Fin 2006, le bureau du CEE et la direction de Sanofi-Aventis s'accordaient sur l'idée d'une nouvelle instance de négociation. « Dès avril dernier, la direction, qui souhaitait signer avec les fédérations européennes, disposait d'un texte de base pour négocier », se souvient Françoise Pierre, secrétaire CFDT du comité européen.

Accord à durée déterminée

Le projet d'accord, validé par le CEE, instituait une instance de négociation, composée de 24 membres pour trente pays, des syndicalistes appartenant à une organisation nationale membre de l'Emcef ou de la Feccia. Une proportionnalité lissée devait équilibrer l'importance relative des pays participants. Ainsi, la France, avec 29 000 salariés, aurait disposé de six représentants. A partir de 160 salariés, chaque pays pouvait disposer d'un représentant. En outre, chacune des deux fédérations européennes désignait un membre supplémentaire, parmi les salariés du groupe.

« Sur un terrain aussi nouveau, nous avions prévu un accord à durée déterminée, limité à trois ans, poursuit Frédéric Cluzel.
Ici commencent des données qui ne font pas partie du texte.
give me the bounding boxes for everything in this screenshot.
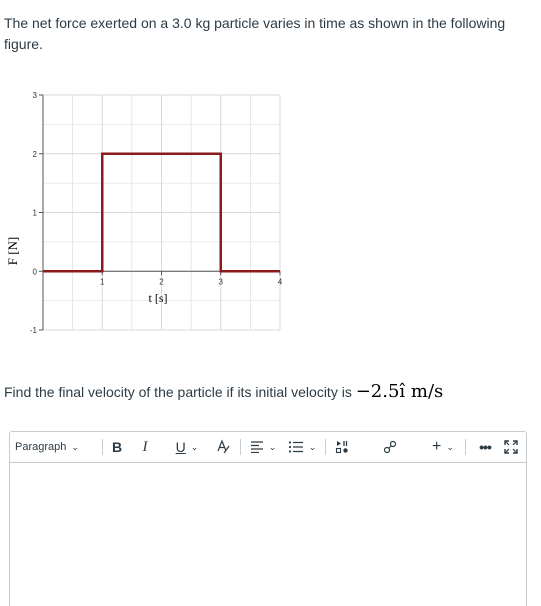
- y-axis-label: F [N]: [5, 237, 20, 266]
- editor-content-area[interactable]: [10, 463, 526, 606]
- insert-dropdown[interactable]: + ⌄: [426, 432, 460, 462]
- find-prompt: Find the final velocity of the particle …: [4, 378, 443, 406]
- fullscreen-button[interactable]: [502, 432, 520, 462]
- initial-velocity-math: −2.5î m/s: [355, 381, 444, 402]
- y-tick-label: 1: [33, 209, 38, 218]
- align-left-icon: [250, 441, 263, 453]
- editor-toolbar: Paragraph ⌄ B I U ⌄ ⌄ ⌄ + ⌄ •••: [10, 432, 526, 463]
- text-color-icon: [217, 439, 230, 454]
- chevron-down-icon: ⌄: [446, 441, 454, 452]
- fullscreen-icon: [504, 440, 518, 454]
- x-axis-label: t [s]: [149, 291, 168, 305]
- y-tick-label: 0: [33, 267, 38, 276]
- y-tick-label: 3: [33, 91, 38, 100]
- find-prompt-text: Find the final velocity of the particle …: [4, 384, 356, 400]
- y-tick-label: -1: [30, 326, 38, 335]
- list-dropdown[interactable]: ⌄: [285, 432, 319, 462]
- more-icon: •••: [479, 439, 492, 455]
- chevron-down-icon: ⌄: [308, 441, 317, 452]
- paragraph-format-dropdown[interactable]: Paragraph ⌄: [15, 432, 99, 462]
- italic-button[interactable]: I: [137, 432, 153, 462]
- embed-media-button[interactable]: [330, 432, 356, 462]
- question-text: The net force exerted on a 3.0 kg partic…: [4, 15, 506, 52]
- text-color-button[interactable]: [213, 432, 233, 462]
- more-options-button[interactable]: •••: [477, 432, 493, 462]
- underline-label: U: [175, 439, 186, 455]
- toolbar-divider: [102, 439, 103, 455]
- toolbar-divider: [240, 439, 241, 455]
- chevron-down-icon: ⌄: [190, 441, 199, 452]
- plus-icon: +: [432, 438, 442, 455]
- toolbar-divider: [325, 439, 326, 455]
- bullet-list-icon: [288, 441, 303, 453]
- force-time-chart: -1 0 1 2 3 1 2 3 4 F [N] t [s]: [5, 91, 283, 335]
- x-tick-label: 4: [278, 277, 283, 286]
- x-tick-label: 2: [159, 277, 164, 286]
- chevron-down-icon: ⌄: [268, 441, 277, 452]
- media-icon: [335, 441, 348, 454]
- insert-link-button[interactable]: [380, 432, 400, 462]
- y-tick-label: 2: [33, 150, 38, 159]
- paragraph-format-label: Paragraph: [15, 441, 67, 453]
- rich-text-editor: Paragraph ⌄ B I U ⌄ ⌄ ⌄ + ⌄ •••: [9, 431, 527, 606]
- underline-button[interactable]: U ⌄: [169, 432, 205, 462]
- link-icon: [383, 440, 397, 454]
- align-dropdown[interactable]: ⌄: [247, 432, 279, 462]
- x-tick-label: 3: [219, 277, 224, 286]
- x-tick-label: 1: [100, 277, 105, 286]
- chevron-down-icon: ⌄: [71, 441, 79, 452]
- toolbar-divider: [465, 439, 466, 455]
- bold-button[interactable]: B: [108, 432, 126, 462]
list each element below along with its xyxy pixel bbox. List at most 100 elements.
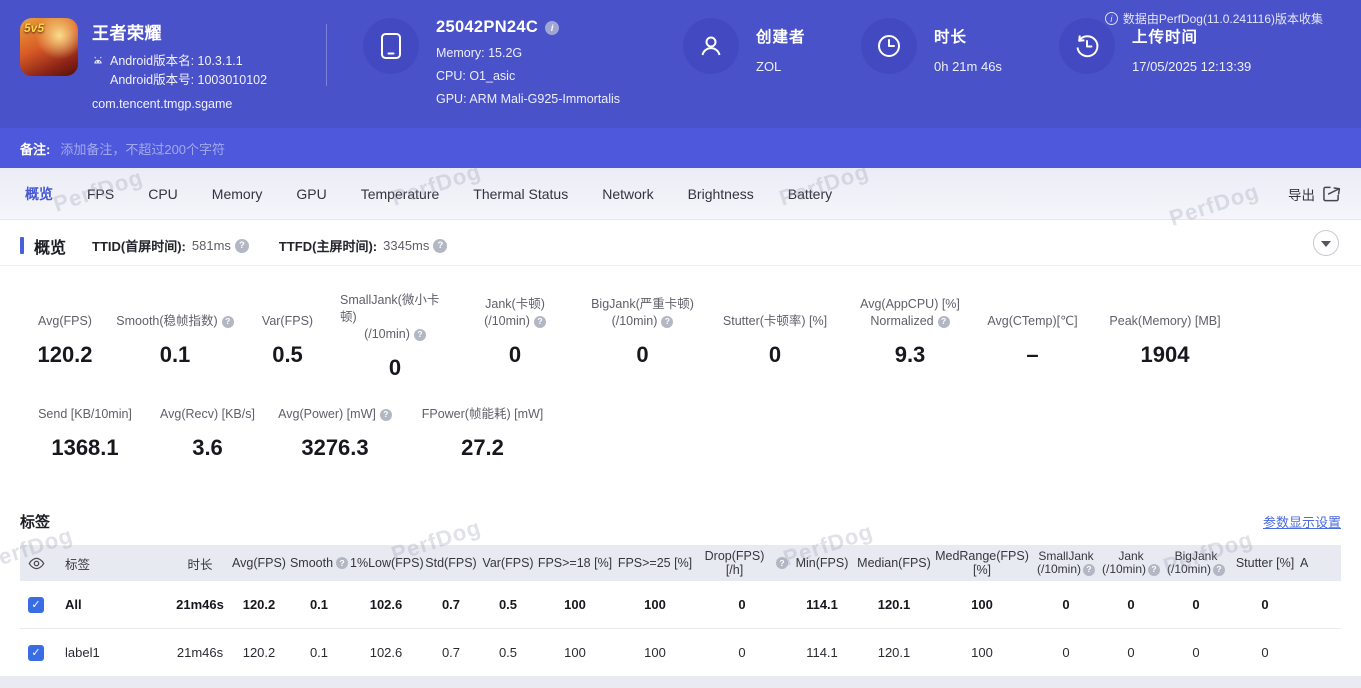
device-cpu: CPU: O1_asic	[436, 69, 620, 83]
remark-label: 备注:	[20, 139, 50, 158]
help-icon[interactable]	[222, 316, 234, 328]
tab-network[interactable]: Network	[585, 186, 670, 202]
section-title: 概览	[34, 234, 66, 258]
clock-icon	[861, 18, 917, 74]
perfdog-report-page: 数据由PerfDog(11.0.241116)版本收集 5v5 王者荣耀 And…	[0, 0, 1361, 688]
metric-avg-power: Avg(Power) [mW] 3276.3	[260, 405, 410, 461]
user-icon	[683, 18, 739, 74]
tab-thermal-status[interactable]: Thermal Status	[456, 186, 585, 202]
row-label: label1	[65, 645, 170, 660]
metric-peak-memory: Peak(Memory) [MB] 1904	[1090, 292, 1240, 381]
col-avg-fps[interactable]: Avg(FPS)	[230, 556, 288, 570]
help-icon[interactable]	[1213, 564, 1225, 576]
section-accent-bar	[20, 237, 24, 254]
creator-label: 创建者	[756, 25, 806, 47]
col-median-fps[interactable]: Median(FPS)	[856, 556, 932, 570]
metric-value: 0	[389, 355, 401, 381]
metric-avg-appcpu: Avg(AppCPU) [%] Normalized 9.3	[845, 292, 975, 381]
metric-value: 0	[509, 342, 521, 368]
cell-stutter: 0	[1230, 645, 1300, 660]
col-jank[interactable]: Jank(/10min)	[1100, 550, 1162, 576]
col-label[interactable]: 标签	[65, 554, 170, 573]
export-icon	[1322, 185, 1341, 202]
cell-drop: 0	[696, 645, 788, 660]
ttid-label: TTID(首屏时间):	[92, 236, 186, 255]
cell-avg-fps: 120.2	[230, 597, 288, 612]
col-fps-ge-18[interactable]: FPS>=18 [%]	[536, 556, 614, 570]
col-var-fps[interactable]: Var(FPS)	[480, 556, 536, 570]
chevron-down-icon	[1321, 241, 1331, 247]
header-divider	[326, 24, 327, 86]
help-icon[interactable]	[776, 557, 788, 569]
metric-value: 3.6	[192, 435, 223, 461]
device-memory: Memory: 15.2G	[436, 46, 620, 60]
app-block: 5v5 王者荣耀 Android版本名: 10.3.1.1 Android版本号…	[20, 18, 320, 111]
help-icon[interactable]	[336, 557, 348, 569]
col-drop-fps[interactable]: Drop(FPS) [/h]	[696, 549, 788, 577]
cell-stutter: 0	[1230, 597, 1300, 612]
phone-icon	[363, 18, 419, 74]
tab-memory[interactable]: Memory	[195, 186, 280, 202]
device-info-icon[interactable]	[545, 21, 559, 35]
upload-label: 上传时间	[1132, 25, 1251, 47]
col-duration[interactable]: 时长	[170, 554, 230, 573]
tab-temperature[interactable]: Temperature	[344, 186, 457, 202]
tab-battery[interactable]: Battery	[771, 186, 849, 202]
col-std-fps[interactable]: Std(FPS)	[422, 556, 480, 570]
col-min-fps[interactable]: Min(FPS)	[788, 556, 856, 570]
duration-label: 时长	[934, 25, 1002, 47]
row-checkbox[interactable]	[28, 645, 44, 661]
tab-gpu[interactable]: GPU	[279, 186, 343, 202]
help-icon[interactable]	[938, 316, 950, 328]
cell-smalljank: 0	[1032, 597, 1100, 612]
help-icon[interactable]	[1148, 564, 1160, 576]
tab-fps[interactable]: FPS	[70, 186, 131, 202]
col-bigjank[interactable]: BigJank(/10min)	[1162, 550, 1230, 576]
metric-smooth: Smooth(稳帧指数) 0.1	[115, 292, 235, 381]
col-1pct-low-fps[interactable]: 1%Low(FPS)	[350, 556, 422, 570]
metric-value: 1368.1	[51, 435, 118, 461]
col-medrange-fps[interactable]: MedRange(FPS)[%]	[932, 549, 1032, 577]
tab-brightness[interactable]: Brightness	[671, 186, 771, 202]
row-label: All	[65, 597, 170, 612]
col-fps-ge-25[interactable]: FPS>=25 [%]	[614, 556, 696, 570]
help-icon[interactable]	[661, 316, 673, 328]
cell-fps25: 100	[614, 597, 696, 612]
col-stutter[interactable]: Stutter [%]	[1230, 556, 1300, 570]
col-smalljank[interactable]: SmallJank(/10min)	[1032, 550, 1100, 576]
help-icon[interactable]	[1083, 564, 1095, 576]
help-icon[interactable]	[534, 316, 546, 328]
ttid-help-icon[interactable]	[235, 239, 249, 253]
tab-cpu[interactable]: CPU	[131, 186, 195, 202]
table-row-all: All 21m46s 120.2 0.1 102.6 0.7 0.5 100 1…	[20, 581, 1341, 629]
cell-jank: 0	[1100, 597, 1162, 612]
help-icon[interactable]	[414, 329, 426, 341]
cell-var: 0.5	[480, 645, 536, 660]
cell-medrange: 100	[932, 645, 1032, 660]
android-icon	[92, 56, 104, 68]
android-version-code: Android版本号: 1003010102	[110, 71, 267, 90]
metric-value: 3276.3	[301, 435, 368, 461]
help-icon[interactable]	[380, 409, 392, 421]
row-checkbox[interactable]	[28, 597, 44, 613]
app-badge: 5v5	[24, 21, 44, 35]
creator-value: ZOL	[756, 59, 806, 74]
collapse-section-button[interactable]	[1313, 230, 1339, 256]
param-display-settings-link[interactable]: 参数显示设置	[1263, 512, 1341, 531]
remark-input[interactable]: 添加备注，不超过200个字符	[60, 139, 225, 158]
cell-smalljank: 0	[1032, 645, 1100, 660]
export-button[interactable]: 导出	[1288, 168, 1341, 219]
col-truncated[interactable]: A	[1300, 556, 1340, 570]
tab-overview[interactable]: 概览	[8, 184, 70, 204]
table-row-label1: label1 21m46s 120.2 0.1 102.6 0.7 0.5 10…	[20, 629, 1341, 677]
visibility-eye-icon[interactable]	[20, 557, 65, 570]
cell-avg-fps: 120.2	[230, 645, 288, 660]
cell-fps18: 100	[536, 597, 614, 612]
metric-avg-recv: Avg(Recv) [KB/s] 3.6	[155, 405, 260, 461]
ttfd-help-icon[interactable]	[433, 239, 447, 253]
metric-value: 1904	[1141, 342, 1190, 368]
metric-value: 9.3	[895, 342, 926, 368]
cell-min: 114.1	[788, 645, 856, 660]
metric-jank: Jank(卡顿) (/10min) 0	[450, 292, 580, 381]
col-smooth[interactable]: Smooth	[288, 556, 350, 570]
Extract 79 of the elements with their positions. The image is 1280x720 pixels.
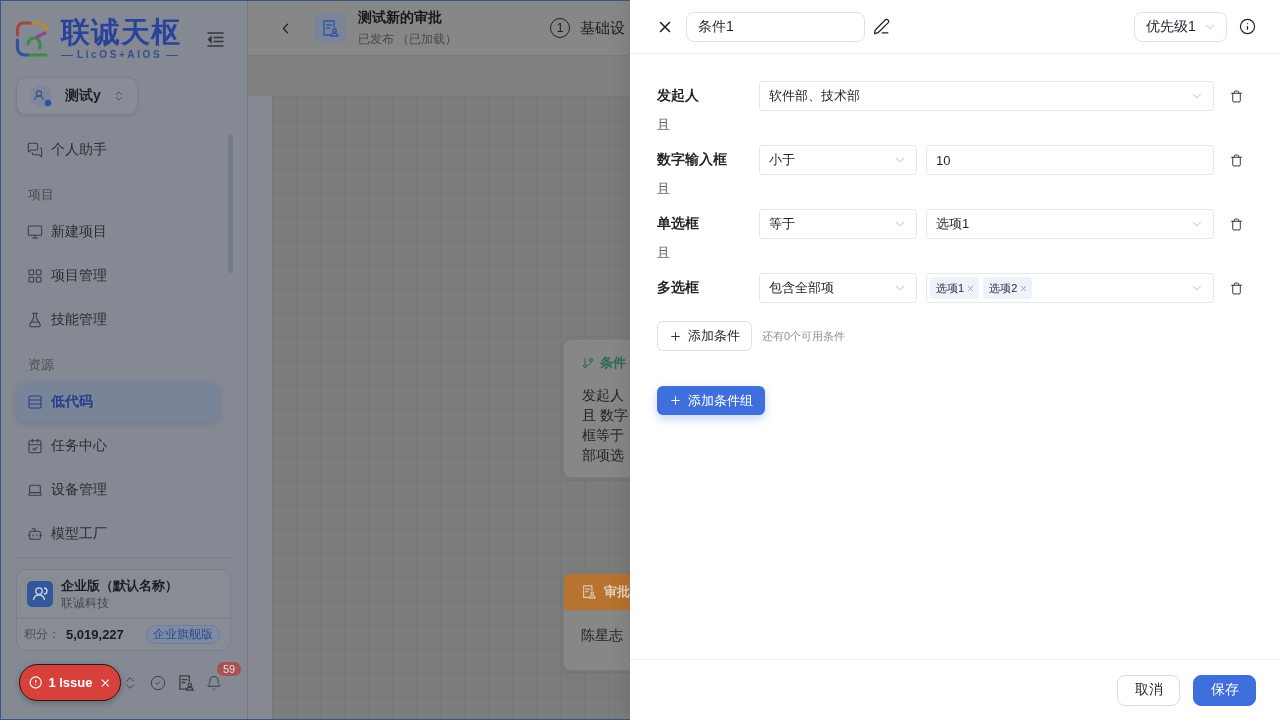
issue-badge[interactable]: 1 Issue [19,664,121,701]
connector-label: 且 [657,246,670,260]
step-label[interactable]: 基础设 [580,18,625,38]
page-status: 已发布 （已加载） [358,31,459,48]
enterprise-name: 企业版（默认名称） [61,577,178,596]
approver-node[interactable]: 审批 陈星志 [563,573,630,671]
plan-badge: 企业旗舰版 [146,625,220,645]
priority-select[interactable]: 优先级1 [1134,11,1227,42]
branch-icon [582,357,594,369]
plus-icon [669,329,682,343]
nav-section-title: 项目 [28,186,55,204]
add-condition-button[interactable]: 添加条件 [657,321,752,351]
calendar-check-icon [27,438,43,454]
cancel-button[interactable]: 取消 [1117,674,1180,706]
rows-icon [27,394,43,410]
points-label: 积分： [24,626,60,644]
operator-select[interactable]: 小于 [759,145,917,175]
user-avatar-icon [30,84,53,108]
operator-select[interactable]: 包含全部项 [759,273,917,303]
tag-label: 选项1 [936,280,965,296]
field-label: 数字输入框 [657,151,728,169]
notification-count: 59 [217,662,242,676]
company-name: 联诚科技 [61,595,110,612]
trash-icon[interactable] [1230,153,1243,167]
logo-tagline: LicOS+AIOS [77,49,163,61]
monitor-icon [27,224,43,240]
nav-item[interactable]: 任务中心 [16,426,220,466]
value-input[interactable]: 10 [926,145,1214,175]
title-input[interactable]: 条件1 [686,11,865,42]
nav-item[interactable]: 设备管理 [16,470,220,510]
nav-item[interactable]: 新建项目 [16,212,220,252]
pencil-icon[interactable] [873,18,890,35]
logo-text: 联诚天枢 [61,17,181,47]
nav-item[interactable]: 模型工厂 [16,514,220,554]
add-group-button[interactable]: 添加条件组 [657,386,765,415]
field-label: 单选框 [657,215,700,233]
chat-icon [27,142,43,158]
operator-select[interactable]: 等于 [759,209,917,239]
value-select[interactable]: 软件部、技术部 [759,81,1214,111]
plus-icon [669,394,682,407]
connector-label: 且 [657,182,670,196]
tag-label: 选项2 [989,280,1018,296]
document-user-icon [582,585,596,599]
info-icon[interactable] [1239,18,1256,35]
approver-name: 陈星志 [581,626,623,645]
points-value: 5,019,227 [66,627,124,643]
bell-icon[interactable] [206,675,222,691]
enterprise-avatar-icon [27,581,53,608]
field-label: 多选框 [657,279,700,297]
condition-summary: 发起人 且 数字 框等于 部项选 [582,386,628,465]
check-circle-icon[interactable] [150,675,166,691]
trash-icon[interactable] [1230,89,1243,103]
nav-item[interactable]: 个人助手 [16,130,220,170]
workspace-name: 测试y [65,87,101,105]
nav-item[interactable]: 技能管理 [16,300,220,340]
connector-label: 且 [657,118,670,132]
condition-node[interactable]: 条件 发起人 且 数字 框等于 部项选 [563,339,630,478]
field-label: 发起人 [657,87,700,105]
workspace-switcher[interactable]: 测试y [16,77,138,115]
flask-icon [27,312,43,328]
node-title: 审批 [604,583,630,601]
trash-icon[interactable] [1230,281,1243,295]
document-icon [314,12,346,44]
document-user-icon[interactable] [178,675,194,691]
save-button[interactable]: 保存 [1193,674,1256,706]
nav-section-title: 资源 [28,356,55,374]
page-title: 测试新的审批 [358,8,443,27]
nav-item[interactable]: 低代码 [16,382,220,422]
laptop-icon [27,482,43,498]
trash-icon[interactable] [1230,217,1243,231]
remaining-hint: 还有0个可用条件 [762,328,846,344]
alert-icon [29,675,43,690]
logo-icon [15,20,49,58]
node-title: 条件 [600,354,626,372]
grid-icon [27,268,43,284]
robot-icon [27,526,43,542]
value-select[interactable]: 选项1 [926,209,1214,239]
collapse-icon[interactable] [207,31,224,47]
nav-item[interactable]: 项目管理 [16,256,220,296]
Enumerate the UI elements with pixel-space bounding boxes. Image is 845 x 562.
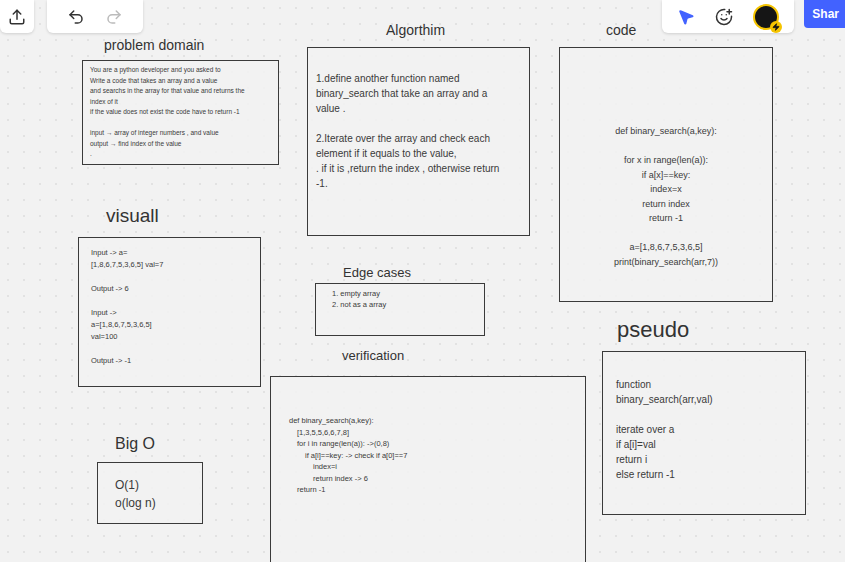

La première réunion était destinée à déterminer par accord les thèmes susceptibles d'être traités par cette instance et aurait rappelé les sujets de prérogative nationale. »

L'Europe du Nord refuse de valider

Pour Françoise Pierre, dont le syndicat, CFDT, fait partie de l'Emcef, le coup est rude : « Nous avons été la seule fédération française à répondre dans les temps et positivement, regrette-t-elle. L'Europe de l'Est et l'Europe du Sud ont globalement répondu «oui» à la consultation de l'Emcef ; l'Europe du Nord, dont la France et l'Allemagne, a rejeté l'accord. » En France, FO et la CGT ne l'ont pas validé.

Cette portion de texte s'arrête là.